Uncertainty quantification of deep learning model for mineral prospectivity mapping
Abstract. Deep learning techniques have significantly advanced mineral prospectivity mapping (MPM) by facilitating automated feature extraction and capturing nonlinear relationships among multi-source geological datasets. However, most deep learning models in MPM neglect the intrinsic uncertainties arising from incomplete geological knowledge, limited sampling, and model variability, leading to overconfident and potentially unreliable predictions. To address this limitation, this study proposes a comprehensive uncertainty quantification framework that jointly evaluates data, model, and prediction uncertainties in deep learning-based MPM. Data uncertainty, originating from sparse of geochemical/geophysical sampling and subjective interpretations of geological features, is characterized through stochastic simulation of evidential layers. Model uncertainty, arising from variability in network architecture and parameters estimation, is captured through a Bayesian convolutional neural network (CNN) employing Monte Carlo Dropout. The proposed framework is demonstrated through a real-world case study of gold prospectivity mapping in western Henan Province, China. These uncertainties are quantified using statistical measures including mean, variance, and entropy. The results indicate that areas exhibiting high prospectivity and low uncertainty represent robust and reliable exploration targets, whereas those with high uncertainty highlight regions requiring improved metallogenic interpretation or model refinement. Furthermore, uncertainty contribution analysis reveals that data uncertainty contributes more to total prediction uncertainty than model uncertainty, suggesting that enhancing the quality and representativeness of evidence layers is more effective for reducing uncertainty than merely optimizing network architecture or parameters. Overall, by modeling and visualizing both data and model uncertainties, the proposed framework transforms deep learning-based MPM from deterministic prediction to probabilistic decision-making, thereby enabling more reliable and trustworthy mineral exploration.
General comments:
Uncertainty quantification is a commonly studied aspect of mineral prospectivity mapping, and this manuscript presents a potentially valuable framework for individually quantifying different types of uncertainty. This is an approach that could be adopted by geologists in both academia and industry to guide and improve their own MPM studies. However, several key methodological steps regarding the treatment of geochemical and geophysical data are either insufficiently described or ambiguously presented, making it difficult to assess the validity of the uncertainty analysis and the robustness of the conclusions. Clarifying these aspects is essential, as they directly underpin the central claims of the study. Furthermore, the discussion section does not adequately consider relevant prior work, nor does it clearly position this study in relation to existing methods. Although the code used to produce the results is included as supplementary material, the data provided are insufficient to resolve the issues described above or to fully reproduce the authors’ workflow. Many sections of the manuscript are repetitive and contain redundant information. The figures are of variable quality, and the figure captions lack sufficient description. With major revisions to improve the structure of the manuscript, clarify the methodology, and strengthen the discussion of data analysis and interpretation, this manuscript has the potential to make a meaningful contribution to the field.
Specific comments:
While individual sections of the manuscript are well written, several sections could be combined and simplified due to repetitive content. In particular, Section 2.1 (lines 129-139) repeats information from earlier sections (lines 75-90), and much of the methodology section provides general background rather than describing the specific methods the authors used. The actual workflow is described later (Sections 4 and 5, lines 301-404). Sections 4 and 5 are very well written, very descriptive, and should be the information provided in the methodology. The authors are encouraged to streamline the methodology by reducing background material and consolidating relevant content into a single, coherent section.

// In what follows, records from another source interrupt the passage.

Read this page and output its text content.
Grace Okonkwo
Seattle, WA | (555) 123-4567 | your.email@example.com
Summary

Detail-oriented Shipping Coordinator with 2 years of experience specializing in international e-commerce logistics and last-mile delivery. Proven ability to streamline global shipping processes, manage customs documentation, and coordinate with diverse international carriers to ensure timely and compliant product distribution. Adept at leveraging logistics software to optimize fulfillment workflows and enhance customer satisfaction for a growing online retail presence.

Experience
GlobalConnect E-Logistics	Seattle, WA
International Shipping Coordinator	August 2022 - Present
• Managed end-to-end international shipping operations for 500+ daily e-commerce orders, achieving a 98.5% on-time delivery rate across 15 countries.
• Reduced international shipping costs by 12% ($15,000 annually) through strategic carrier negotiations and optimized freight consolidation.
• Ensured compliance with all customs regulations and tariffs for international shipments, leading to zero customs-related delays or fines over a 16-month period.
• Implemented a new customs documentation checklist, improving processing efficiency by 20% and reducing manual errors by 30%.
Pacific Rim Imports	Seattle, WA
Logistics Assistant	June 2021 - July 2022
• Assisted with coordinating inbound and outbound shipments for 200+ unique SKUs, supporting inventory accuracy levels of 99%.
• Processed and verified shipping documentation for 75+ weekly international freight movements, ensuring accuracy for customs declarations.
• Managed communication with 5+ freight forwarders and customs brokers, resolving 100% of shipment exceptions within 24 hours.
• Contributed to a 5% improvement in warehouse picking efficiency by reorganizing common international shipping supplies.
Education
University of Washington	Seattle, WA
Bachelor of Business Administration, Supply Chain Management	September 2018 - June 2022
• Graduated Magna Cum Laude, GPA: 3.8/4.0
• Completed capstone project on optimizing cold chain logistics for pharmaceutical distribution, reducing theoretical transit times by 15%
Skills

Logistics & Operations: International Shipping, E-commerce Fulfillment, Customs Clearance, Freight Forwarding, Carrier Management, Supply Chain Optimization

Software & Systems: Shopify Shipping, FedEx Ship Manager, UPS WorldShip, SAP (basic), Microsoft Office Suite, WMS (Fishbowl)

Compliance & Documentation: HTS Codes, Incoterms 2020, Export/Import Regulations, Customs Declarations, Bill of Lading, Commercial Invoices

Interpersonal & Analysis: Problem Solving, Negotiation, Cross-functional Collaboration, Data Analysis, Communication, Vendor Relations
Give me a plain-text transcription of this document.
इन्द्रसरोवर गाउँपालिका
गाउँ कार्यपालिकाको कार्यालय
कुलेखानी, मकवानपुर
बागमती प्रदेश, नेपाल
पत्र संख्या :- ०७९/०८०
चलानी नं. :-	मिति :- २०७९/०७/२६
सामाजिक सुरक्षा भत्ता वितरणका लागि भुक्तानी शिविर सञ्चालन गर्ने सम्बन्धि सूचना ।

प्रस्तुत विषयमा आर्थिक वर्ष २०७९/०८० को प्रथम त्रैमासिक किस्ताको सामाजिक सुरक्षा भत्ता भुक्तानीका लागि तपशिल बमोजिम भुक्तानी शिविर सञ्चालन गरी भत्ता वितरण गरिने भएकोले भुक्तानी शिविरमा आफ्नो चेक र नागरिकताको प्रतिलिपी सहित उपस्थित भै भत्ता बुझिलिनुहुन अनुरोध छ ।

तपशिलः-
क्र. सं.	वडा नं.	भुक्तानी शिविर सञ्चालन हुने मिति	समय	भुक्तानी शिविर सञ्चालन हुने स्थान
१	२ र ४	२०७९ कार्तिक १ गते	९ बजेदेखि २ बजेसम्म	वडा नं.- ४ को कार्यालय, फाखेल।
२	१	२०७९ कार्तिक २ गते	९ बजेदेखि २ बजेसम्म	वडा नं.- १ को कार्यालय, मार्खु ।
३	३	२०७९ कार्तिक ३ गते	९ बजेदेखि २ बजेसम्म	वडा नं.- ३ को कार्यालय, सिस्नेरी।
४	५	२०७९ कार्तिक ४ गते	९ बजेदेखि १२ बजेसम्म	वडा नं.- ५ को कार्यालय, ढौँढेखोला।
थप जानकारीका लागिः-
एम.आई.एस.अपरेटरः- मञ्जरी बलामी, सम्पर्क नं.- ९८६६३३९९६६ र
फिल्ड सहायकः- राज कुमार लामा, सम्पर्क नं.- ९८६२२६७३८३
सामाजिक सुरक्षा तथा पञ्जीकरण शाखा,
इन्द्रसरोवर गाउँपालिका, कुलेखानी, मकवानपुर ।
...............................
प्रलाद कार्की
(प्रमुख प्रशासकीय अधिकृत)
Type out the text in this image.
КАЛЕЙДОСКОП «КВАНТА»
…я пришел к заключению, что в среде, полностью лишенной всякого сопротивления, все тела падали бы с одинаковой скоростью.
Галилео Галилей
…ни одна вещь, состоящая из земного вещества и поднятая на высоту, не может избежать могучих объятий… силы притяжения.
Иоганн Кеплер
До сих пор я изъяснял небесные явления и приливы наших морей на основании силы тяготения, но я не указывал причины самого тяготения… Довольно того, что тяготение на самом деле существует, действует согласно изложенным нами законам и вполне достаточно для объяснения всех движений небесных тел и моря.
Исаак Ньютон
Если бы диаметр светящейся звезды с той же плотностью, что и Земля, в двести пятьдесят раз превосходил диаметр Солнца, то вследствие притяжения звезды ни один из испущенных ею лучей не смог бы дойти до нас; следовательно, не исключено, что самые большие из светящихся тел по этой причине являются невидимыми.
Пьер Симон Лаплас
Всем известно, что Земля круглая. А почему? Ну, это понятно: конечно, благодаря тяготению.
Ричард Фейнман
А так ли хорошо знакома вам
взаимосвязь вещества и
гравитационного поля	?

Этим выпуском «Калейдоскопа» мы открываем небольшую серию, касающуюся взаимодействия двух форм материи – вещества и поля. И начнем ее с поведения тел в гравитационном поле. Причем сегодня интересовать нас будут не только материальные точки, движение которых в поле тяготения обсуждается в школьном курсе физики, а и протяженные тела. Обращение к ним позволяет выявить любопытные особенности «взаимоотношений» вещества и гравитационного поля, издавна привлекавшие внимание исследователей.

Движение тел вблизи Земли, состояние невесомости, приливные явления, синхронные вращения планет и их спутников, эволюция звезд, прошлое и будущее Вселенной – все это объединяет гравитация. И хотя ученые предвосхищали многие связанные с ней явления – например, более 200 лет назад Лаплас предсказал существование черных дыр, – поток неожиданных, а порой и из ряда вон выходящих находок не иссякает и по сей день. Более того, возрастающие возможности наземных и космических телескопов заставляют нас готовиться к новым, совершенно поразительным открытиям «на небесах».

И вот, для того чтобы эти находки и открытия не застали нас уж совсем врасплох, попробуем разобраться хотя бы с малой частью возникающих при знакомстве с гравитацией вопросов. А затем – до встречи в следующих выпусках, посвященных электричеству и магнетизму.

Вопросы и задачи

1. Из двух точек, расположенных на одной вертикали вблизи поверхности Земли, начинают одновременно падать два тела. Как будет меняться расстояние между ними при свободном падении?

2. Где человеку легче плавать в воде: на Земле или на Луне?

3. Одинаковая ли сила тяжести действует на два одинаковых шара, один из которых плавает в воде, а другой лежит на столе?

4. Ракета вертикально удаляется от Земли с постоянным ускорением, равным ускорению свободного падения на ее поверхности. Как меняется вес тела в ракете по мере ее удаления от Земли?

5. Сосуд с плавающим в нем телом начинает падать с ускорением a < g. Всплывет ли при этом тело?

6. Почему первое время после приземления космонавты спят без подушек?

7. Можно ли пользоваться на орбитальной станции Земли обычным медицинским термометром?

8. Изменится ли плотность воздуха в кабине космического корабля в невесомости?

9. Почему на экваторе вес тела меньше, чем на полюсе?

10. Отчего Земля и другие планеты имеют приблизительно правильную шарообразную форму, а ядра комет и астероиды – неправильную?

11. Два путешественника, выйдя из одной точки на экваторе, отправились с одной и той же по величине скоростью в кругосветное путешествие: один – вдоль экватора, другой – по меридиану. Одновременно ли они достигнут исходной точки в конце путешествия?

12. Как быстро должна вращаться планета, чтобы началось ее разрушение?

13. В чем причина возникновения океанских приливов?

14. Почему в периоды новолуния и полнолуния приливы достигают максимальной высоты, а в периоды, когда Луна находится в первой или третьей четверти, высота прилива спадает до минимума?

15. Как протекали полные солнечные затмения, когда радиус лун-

Many figure captions are vague and insufficiently descriptive. This often leads to confusion about what is being shown in the figures and how they relate to the workflow and results. Figure captions should be expanded to clearly explain what is being shown and their relevance to what is being discussed in the text. Figure 3 should be redrafted: It is not clear in either the text, the figure captions, or the illustration itself what is being shown or how it relates to the implementation of a Bayesian CNN. It is also unclear what is shown in Figure 16: do the mean vs uncertainty scatter plots represent pixel-wise values from the mean and variance maps? These points should be clarified in both the text and figure captions.
The inclusion of data and code in the appendices is appreciated and supports reproducibility. However, the provided datasets (two .tif files) are insufficient. In particular, the file evidence.tif is not georeferenced, and it is unclear what it represents.
Terminology relating to the types of uncertainty is inconsistent throughout the manuscript. Four types of uncertainty are initially defined: conceptual uncertainty, data uncertainty, variable uncertainty, and integration uncertainty (after Zuo et al., 2021; lines 55-60). The stated goal of the study is to quantify data uncertainty and “model” uncertainty (line 71). The authors then subsequently define data uncertainty as “limited sampling, observational errors, and the selection of negative samples, which is primarily expressed during the construction of evidential features, including ore-controlling geological structures, geochemical anomalies, and geophysical anomalies” (lines 72 to 74), which combines aspects of both data uncertainty and variable uncertainty. The authors then define model uncertainty as “the variability in deep learning architecture and parameters used to integrate these evidential features (lines 74-75)”, which corresponds more closely to the earlier definition of integration uncertainty (line 59). This inconsistency persists throughout the manuscript and creates confusion, as it is unclear which types of uncertainty the different methods are intended to address. For example, on line 332, “parameter uncertainty” is used to describe what was previously defined as variable uncertainty. The authors are encouraged to adopt a clear terminology framework and apply it consistently throughout the manuscript.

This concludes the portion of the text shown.